Una publicación reciente destaca que para reducir el cambio global del clima se requiere: a) eliminar grandes cantidades de CO2 de la atmósfera y b) reducciones drásticas de las emisiones. Para eliminar gran cantidad del CO2 atmosférico IPCC (Intergovernmental panel on climate change) sugiere que cerca de 730 mil millones de toneladas de CO2 deben retirarse de la atmósfera al fin del siglo (esto equivale al CO2 emitido por EEUU, Reino Unido, Alemania y China desde la Revolución Industrial, durante más de 250 años).

Según el IPCC triplicar el área total de bosques y áreas vegetacionales globales almacenaría cerca de un cuarto del CO2 atmosférico necesario para limitar el calentamiento global a 1,5 °C por encima del nivel preindustrial al 2030.

Dentro de las políticas actuales para la recuperación de la superficie vegetacional se encuentra el Desafío de Bonn. La iniciativa busca restaurar 150 millones de hectáreas (Mha) degradadas y deforestadas al 2020 y 350 Mha al 2030 para la Restauración de Paisajes Forestales (RPF), recuperar la funcionalidad ecológica y mejorar el bienestar humano en paisajes forestales deforestados o degradados.

No obstante, el artículo de la revista Nature indica que esta política no se podría concretar de manera exitosa, ya que en casi la mitad de la zona global elegida (Chile incluido) se ha propuesto establecer plantaciones forestales comerciales. Lo que sin duda es una incongruencia considerando el objetivo perseguido, ya que las plantaciones forestales comerciales se caracterizan por una menor capacidad de almacenar CO2 que los bosques naturales con poca o ninguna perturbación humana.

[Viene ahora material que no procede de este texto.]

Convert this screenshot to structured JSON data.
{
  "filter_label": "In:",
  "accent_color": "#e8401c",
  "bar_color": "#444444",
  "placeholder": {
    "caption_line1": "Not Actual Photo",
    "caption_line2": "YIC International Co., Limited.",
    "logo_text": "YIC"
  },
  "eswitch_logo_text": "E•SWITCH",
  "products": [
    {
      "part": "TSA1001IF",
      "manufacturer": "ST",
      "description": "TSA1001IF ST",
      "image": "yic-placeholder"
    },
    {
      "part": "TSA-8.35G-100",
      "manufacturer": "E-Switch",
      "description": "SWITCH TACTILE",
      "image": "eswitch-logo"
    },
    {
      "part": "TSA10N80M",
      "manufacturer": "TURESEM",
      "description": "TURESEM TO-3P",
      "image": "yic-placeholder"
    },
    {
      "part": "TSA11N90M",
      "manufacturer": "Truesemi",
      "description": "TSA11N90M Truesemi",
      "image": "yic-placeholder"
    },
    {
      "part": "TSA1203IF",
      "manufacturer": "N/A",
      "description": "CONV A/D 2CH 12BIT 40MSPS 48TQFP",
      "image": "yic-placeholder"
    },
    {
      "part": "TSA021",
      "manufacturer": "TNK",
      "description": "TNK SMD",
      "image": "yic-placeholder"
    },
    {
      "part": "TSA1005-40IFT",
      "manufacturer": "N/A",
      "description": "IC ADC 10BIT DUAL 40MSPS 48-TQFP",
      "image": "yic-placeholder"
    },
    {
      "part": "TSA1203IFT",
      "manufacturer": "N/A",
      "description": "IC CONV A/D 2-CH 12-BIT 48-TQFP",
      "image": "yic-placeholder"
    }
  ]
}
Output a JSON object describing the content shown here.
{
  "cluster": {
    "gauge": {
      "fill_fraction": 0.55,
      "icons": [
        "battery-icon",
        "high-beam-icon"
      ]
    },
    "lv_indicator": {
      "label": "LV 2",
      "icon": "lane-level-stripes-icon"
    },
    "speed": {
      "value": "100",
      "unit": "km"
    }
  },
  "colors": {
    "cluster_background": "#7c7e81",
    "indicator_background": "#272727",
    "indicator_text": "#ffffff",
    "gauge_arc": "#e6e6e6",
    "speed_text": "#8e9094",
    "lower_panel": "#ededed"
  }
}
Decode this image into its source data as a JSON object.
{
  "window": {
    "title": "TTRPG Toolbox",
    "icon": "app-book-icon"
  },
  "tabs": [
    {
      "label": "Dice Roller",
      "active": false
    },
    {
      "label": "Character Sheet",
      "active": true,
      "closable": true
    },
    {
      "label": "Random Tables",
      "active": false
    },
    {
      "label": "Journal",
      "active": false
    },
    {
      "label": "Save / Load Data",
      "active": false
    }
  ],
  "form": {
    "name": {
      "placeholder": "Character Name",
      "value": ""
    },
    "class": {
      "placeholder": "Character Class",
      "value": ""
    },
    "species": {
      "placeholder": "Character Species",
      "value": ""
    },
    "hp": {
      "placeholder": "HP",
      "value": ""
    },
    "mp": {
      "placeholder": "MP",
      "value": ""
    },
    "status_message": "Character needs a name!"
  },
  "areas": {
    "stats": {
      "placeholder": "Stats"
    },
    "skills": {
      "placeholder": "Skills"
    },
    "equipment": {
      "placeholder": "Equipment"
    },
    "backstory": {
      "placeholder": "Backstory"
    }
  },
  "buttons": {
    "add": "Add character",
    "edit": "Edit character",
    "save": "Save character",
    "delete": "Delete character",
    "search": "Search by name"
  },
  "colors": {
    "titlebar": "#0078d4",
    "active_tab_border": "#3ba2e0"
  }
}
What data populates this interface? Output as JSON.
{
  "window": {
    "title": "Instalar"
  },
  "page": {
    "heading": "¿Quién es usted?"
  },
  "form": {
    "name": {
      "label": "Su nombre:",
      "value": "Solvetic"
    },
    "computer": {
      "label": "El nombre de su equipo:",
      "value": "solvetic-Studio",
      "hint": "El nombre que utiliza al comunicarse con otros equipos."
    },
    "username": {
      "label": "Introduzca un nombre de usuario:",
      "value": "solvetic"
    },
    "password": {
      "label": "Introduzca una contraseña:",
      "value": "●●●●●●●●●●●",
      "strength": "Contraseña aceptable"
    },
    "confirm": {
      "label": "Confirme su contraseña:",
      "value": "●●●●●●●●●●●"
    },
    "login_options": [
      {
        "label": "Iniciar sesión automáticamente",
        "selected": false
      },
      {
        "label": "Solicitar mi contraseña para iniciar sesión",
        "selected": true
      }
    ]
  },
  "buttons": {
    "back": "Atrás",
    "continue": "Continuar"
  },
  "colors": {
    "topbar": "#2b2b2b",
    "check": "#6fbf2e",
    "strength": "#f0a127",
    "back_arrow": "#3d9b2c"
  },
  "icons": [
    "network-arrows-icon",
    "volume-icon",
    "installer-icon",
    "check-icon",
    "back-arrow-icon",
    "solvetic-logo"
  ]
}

Esto, porque la tala rasa cíclica de las plantaciones devuelve todo el CO2 a la atmósfera cada 10–20 años. En cambio los bosques naturales siguen almacenando CO2 por muchas décadas sin devolverlo a la atmósfera. Según Nature, en promedio, los bosques naturales son 6 veces más eficientes que el cultivo agroforestal y 40 veces más eficientes que las plantaciones para almacenar CO2.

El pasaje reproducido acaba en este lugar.